I was in a mastermind group in 2009 with a bunch of other professional speakers. A member of our group told us that he always liked to give his audience more than he promised. He told us that he always covered more content than was on his schedule.
One of the other speakers chided him, saying, “I hate to tell you this man, but nobody in your audience cares about that extra content if you never show them how to use it.” We were all a little taken aback by the reviews until he continued, “It’s not your content that makes you different from everyone else in this room. It’s your story. If you sacrifice your story to add more content, the audience won’t remember either of them.
On the Better Explained.com website, an article on analogies reads… “Analogies are handles for grasping a larger, more slippery idea. They are a raft to cross a river and can be abandoned once the other side Unsympathetic experts may think the raft is useless, since they don’t use it anymore, or maybe they were such wonderful swimmers that it was never needed!
We often think of a speech, blog post, or presentation as one long series of linked ideas. When we think this way, however, we miss the fact that the best communication is the one that establishes a connection with us. The reason analogies and metaphors work so well is that these literary devices help our brains connect the new information being presented to something from our past that is more familiar.
Famous analogies to stimulate your creativity to create analogies.
If you utilize analogies well, your reader or spectators will better appreciate your content. Below are some of my favorite analogies as they help the listener make an emotional connection to the content.
“Anyone who finds a pocket watch in a field will recognize that it has been intelligently designed; living beings are just as complex and must be the work of an intelligent designer. —William Paley
Do you understand that? And radio works the same way: you send signals here; they receive them there.
The good thing about analogies is that you can also use them to add some humor to your presentation. And if you use analogies and metaphors effectively, you’ll establish an emotional connection with your audience.
Memorable analogy examples from my classes
Over the years, I’ve had a few class members who understood the beauty and power of analogies.

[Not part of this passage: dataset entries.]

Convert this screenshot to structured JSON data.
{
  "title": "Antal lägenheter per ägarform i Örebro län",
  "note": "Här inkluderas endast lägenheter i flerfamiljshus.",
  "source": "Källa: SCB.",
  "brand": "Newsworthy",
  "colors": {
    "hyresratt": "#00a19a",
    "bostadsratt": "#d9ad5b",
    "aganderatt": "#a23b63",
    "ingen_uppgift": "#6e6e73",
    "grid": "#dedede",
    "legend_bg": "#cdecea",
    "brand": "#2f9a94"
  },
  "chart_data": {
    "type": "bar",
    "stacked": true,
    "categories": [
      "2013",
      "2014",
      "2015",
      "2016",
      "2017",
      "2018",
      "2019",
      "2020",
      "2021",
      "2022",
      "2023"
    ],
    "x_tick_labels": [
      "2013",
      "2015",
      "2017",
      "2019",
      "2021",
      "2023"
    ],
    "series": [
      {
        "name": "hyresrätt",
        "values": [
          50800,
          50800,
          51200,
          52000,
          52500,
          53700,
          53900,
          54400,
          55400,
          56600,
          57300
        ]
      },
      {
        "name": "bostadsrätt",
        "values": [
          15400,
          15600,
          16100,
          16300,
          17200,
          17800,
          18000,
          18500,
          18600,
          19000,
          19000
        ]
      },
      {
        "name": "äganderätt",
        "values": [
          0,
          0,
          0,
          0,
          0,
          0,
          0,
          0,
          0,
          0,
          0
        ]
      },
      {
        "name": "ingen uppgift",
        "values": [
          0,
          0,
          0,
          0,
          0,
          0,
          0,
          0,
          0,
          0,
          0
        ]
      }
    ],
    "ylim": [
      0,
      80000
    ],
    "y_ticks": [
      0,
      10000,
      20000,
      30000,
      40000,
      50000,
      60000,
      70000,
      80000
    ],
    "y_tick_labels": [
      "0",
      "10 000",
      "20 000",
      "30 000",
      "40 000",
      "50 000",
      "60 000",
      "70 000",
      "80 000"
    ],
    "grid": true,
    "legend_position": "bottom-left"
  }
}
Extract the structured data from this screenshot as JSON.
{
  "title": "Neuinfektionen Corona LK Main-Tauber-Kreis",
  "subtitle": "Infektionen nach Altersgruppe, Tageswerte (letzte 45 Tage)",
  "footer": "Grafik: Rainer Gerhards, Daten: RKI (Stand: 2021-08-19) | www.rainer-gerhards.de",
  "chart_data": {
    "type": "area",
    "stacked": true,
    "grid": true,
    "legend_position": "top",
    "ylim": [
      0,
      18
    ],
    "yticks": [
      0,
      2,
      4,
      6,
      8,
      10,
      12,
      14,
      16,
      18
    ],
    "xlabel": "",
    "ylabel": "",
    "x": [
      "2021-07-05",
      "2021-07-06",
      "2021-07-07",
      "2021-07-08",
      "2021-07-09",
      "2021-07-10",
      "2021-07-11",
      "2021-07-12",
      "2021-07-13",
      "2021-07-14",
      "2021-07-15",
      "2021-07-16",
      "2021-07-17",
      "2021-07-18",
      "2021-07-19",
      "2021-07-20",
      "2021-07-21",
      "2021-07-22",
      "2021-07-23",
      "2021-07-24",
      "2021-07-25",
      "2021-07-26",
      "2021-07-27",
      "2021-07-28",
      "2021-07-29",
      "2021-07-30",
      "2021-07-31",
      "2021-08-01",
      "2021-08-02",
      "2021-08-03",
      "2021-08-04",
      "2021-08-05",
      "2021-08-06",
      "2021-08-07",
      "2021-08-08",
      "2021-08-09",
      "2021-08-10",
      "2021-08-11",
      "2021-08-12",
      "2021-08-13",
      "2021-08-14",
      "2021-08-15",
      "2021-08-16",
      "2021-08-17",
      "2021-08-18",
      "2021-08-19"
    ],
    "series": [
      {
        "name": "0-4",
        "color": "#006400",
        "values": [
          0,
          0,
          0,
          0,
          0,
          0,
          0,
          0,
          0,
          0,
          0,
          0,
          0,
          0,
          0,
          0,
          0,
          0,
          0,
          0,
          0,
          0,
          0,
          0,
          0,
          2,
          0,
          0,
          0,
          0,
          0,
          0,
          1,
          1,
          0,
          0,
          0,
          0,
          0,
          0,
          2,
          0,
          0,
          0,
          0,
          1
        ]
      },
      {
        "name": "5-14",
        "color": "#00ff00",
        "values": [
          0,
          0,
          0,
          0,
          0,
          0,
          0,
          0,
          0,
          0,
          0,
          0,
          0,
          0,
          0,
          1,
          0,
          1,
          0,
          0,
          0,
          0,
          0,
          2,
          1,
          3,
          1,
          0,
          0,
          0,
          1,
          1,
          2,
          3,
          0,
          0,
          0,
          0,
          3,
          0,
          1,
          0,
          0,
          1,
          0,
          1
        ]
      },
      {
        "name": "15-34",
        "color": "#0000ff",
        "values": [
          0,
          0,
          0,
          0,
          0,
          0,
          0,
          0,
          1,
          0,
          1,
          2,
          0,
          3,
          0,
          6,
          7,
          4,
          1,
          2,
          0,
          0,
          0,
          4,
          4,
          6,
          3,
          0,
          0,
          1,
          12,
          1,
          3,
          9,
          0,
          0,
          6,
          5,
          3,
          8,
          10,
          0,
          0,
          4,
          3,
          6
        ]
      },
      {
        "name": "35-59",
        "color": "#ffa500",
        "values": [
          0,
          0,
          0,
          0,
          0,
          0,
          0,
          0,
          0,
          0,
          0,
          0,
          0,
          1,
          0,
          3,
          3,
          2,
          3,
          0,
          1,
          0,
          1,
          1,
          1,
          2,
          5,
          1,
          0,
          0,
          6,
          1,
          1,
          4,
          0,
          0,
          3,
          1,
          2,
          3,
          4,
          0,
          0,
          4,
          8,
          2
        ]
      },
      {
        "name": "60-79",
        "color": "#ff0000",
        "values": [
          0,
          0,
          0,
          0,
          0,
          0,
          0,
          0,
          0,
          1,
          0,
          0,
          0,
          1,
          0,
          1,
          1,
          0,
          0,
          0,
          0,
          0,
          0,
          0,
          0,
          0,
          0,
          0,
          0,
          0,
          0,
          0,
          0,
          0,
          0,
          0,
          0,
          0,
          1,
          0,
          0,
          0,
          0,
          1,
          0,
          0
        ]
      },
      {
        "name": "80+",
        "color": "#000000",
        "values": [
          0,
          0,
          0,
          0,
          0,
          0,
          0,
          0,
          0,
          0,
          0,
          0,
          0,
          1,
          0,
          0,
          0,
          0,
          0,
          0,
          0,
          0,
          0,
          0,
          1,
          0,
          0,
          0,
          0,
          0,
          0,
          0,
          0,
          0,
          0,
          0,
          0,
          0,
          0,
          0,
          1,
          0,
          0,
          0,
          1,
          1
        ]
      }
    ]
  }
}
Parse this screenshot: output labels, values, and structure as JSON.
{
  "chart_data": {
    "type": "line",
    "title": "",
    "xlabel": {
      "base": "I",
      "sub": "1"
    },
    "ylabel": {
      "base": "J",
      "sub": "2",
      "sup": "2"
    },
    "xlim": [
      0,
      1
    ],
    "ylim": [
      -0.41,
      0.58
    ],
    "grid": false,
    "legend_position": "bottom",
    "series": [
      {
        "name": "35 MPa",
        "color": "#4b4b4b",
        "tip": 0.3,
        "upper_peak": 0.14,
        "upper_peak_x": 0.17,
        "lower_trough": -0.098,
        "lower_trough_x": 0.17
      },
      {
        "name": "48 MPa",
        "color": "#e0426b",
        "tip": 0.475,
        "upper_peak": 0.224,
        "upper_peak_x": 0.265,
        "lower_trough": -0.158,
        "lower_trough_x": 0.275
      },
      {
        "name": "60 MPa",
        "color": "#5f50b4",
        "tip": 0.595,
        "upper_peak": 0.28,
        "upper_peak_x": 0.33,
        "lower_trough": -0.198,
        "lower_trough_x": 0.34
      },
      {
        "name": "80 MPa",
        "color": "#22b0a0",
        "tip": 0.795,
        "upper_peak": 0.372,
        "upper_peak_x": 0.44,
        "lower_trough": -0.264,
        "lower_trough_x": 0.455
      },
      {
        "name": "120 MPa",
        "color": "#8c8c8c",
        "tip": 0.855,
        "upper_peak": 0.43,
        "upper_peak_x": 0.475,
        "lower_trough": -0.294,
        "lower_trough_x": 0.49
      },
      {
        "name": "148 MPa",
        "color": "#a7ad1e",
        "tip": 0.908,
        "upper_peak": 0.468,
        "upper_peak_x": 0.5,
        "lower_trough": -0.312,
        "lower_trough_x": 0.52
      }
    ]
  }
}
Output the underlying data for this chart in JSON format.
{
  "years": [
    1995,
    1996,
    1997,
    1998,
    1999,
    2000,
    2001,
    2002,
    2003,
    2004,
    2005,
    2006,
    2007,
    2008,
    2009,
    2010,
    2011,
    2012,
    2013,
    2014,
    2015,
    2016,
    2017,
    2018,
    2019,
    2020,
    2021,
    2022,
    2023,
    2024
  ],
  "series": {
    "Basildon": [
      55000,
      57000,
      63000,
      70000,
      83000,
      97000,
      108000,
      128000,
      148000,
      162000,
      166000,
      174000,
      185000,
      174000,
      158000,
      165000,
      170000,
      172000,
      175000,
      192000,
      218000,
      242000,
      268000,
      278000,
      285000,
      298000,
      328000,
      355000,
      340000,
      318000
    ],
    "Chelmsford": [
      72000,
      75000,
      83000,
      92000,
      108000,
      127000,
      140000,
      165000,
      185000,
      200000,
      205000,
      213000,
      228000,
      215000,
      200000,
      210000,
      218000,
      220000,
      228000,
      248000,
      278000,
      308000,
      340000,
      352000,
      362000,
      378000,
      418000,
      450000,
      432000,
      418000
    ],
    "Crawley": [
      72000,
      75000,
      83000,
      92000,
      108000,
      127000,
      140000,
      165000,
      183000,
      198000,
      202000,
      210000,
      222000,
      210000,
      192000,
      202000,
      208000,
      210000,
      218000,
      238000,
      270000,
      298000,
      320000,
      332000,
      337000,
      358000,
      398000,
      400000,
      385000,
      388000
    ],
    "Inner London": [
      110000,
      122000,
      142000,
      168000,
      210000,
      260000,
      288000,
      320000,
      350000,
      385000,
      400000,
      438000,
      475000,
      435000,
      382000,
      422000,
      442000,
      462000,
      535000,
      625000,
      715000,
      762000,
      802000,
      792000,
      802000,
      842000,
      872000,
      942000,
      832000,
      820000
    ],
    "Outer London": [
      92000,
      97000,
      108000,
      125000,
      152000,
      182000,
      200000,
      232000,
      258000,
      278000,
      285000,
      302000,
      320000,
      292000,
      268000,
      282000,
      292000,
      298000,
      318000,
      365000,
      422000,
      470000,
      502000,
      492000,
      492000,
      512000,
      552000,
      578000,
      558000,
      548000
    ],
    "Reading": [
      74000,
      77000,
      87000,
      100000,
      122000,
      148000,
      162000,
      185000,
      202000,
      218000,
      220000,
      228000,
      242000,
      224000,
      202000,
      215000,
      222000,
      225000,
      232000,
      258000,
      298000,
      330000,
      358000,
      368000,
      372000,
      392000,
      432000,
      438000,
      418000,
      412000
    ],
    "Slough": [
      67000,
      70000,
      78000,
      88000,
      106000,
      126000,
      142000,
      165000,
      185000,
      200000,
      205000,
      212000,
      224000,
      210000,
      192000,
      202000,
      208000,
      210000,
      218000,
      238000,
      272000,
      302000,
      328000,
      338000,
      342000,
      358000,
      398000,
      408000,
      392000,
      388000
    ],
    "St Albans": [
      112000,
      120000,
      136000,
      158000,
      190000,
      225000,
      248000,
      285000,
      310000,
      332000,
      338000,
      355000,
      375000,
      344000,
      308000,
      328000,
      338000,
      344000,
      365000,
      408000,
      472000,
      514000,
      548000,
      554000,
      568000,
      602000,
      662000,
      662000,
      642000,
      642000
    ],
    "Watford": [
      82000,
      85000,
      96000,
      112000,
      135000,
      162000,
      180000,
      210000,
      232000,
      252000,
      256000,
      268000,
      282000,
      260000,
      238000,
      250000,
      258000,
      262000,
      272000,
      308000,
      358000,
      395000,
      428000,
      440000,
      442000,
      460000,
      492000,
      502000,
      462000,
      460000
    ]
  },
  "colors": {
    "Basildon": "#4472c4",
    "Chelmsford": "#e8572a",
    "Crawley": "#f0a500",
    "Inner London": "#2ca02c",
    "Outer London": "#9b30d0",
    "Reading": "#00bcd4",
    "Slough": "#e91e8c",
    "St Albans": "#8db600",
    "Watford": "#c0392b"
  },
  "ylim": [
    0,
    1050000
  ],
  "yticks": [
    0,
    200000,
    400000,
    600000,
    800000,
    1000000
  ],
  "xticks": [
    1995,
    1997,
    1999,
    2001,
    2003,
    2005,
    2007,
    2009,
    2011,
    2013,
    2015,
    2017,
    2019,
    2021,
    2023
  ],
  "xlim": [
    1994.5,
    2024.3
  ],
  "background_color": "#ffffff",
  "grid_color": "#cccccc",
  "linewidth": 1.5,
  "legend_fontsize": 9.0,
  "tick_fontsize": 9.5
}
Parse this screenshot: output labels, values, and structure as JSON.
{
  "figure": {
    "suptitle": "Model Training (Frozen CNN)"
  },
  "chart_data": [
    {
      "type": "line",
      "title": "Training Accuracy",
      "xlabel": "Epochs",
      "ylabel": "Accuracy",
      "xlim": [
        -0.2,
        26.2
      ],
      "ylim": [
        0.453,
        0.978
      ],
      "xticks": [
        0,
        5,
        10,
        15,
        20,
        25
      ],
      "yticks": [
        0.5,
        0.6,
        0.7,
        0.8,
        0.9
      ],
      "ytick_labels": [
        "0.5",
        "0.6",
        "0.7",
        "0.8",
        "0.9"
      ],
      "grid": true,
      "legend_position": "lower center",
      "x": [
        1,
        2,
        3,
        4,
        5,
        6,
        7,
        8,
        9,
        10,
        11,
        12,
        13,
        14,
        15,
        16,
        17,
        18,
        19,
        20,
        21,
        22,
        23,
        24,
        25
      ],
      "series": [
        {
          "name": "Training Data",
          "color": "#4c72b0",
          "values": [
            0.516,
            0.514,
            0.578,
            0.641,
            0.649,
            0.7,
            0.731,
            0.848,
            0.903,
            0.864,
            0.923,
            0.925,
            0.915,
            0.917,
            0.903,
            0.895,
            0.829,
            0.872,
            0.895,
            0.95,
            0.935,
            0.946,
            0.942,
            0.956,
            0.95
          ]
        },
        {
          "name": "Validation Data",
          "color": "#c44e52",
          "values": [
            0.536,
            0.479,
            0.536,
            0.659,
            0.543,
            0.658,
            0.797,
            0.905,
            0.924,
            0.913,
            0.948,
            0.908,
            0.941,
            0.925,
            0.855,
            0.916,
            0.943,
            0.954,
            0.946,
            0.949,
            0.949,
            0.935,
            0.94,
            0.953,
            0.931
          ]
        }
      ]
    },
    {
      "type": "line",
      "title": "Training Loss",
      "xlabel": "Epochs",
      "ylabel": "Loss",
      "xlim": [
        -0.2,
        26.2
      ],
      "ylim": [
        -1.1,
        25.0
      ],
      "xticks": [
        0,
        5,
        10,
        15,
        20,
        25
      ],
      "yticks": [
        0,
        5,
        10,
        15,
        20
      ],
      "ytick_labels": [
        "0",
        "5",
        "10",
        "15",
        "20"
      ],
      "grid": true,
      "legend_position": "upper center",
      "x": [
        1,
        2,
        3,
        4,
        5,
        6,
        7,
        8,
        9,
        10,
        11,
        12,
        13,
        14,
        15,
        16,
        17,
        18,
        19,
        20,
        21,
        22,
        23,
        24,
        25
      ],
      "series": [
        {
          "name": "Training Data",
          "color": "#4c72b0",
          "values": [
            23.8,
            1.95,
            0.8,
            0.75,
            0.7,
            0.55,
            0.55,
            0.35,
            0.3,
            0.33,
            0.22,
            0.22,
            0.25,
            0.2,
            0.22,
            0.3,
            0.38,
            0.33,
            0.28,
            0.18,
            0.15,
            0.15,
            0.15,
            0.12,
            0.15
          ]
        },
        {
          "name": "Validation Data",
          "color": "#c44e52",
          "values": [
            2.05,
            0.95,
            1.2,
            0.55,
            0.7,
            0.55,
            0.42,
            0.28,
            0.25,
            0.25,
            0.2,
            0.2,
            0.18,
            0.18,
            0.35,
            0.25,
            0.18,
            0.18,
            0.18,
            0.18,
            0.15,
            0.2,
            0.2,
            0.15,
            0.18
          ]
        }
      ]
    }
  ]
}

Having the two departments working separately on the same project is like sharing a checking account with your boyfriend. Unless one party takes responsibility for documenting all transactions, you will end up with an overdrawn account.
After telling a story about how miscommunication between a foreman and a crane operator nearly killed a worker, the class member referenced a Yosemite Sam cartoon where Sam rode a camel that wouldn’t stop. Sam was yelling, “Whoa, Camel, whoa!” but the camel did not stop. Finally, Yosemite Sam hits the camel on the head with his rifle and says, “When I say whoa, I mean whoa. The class member ended by saying, we shouldn’t have to bludgeon our operators over the head to make them stop for safety reasons.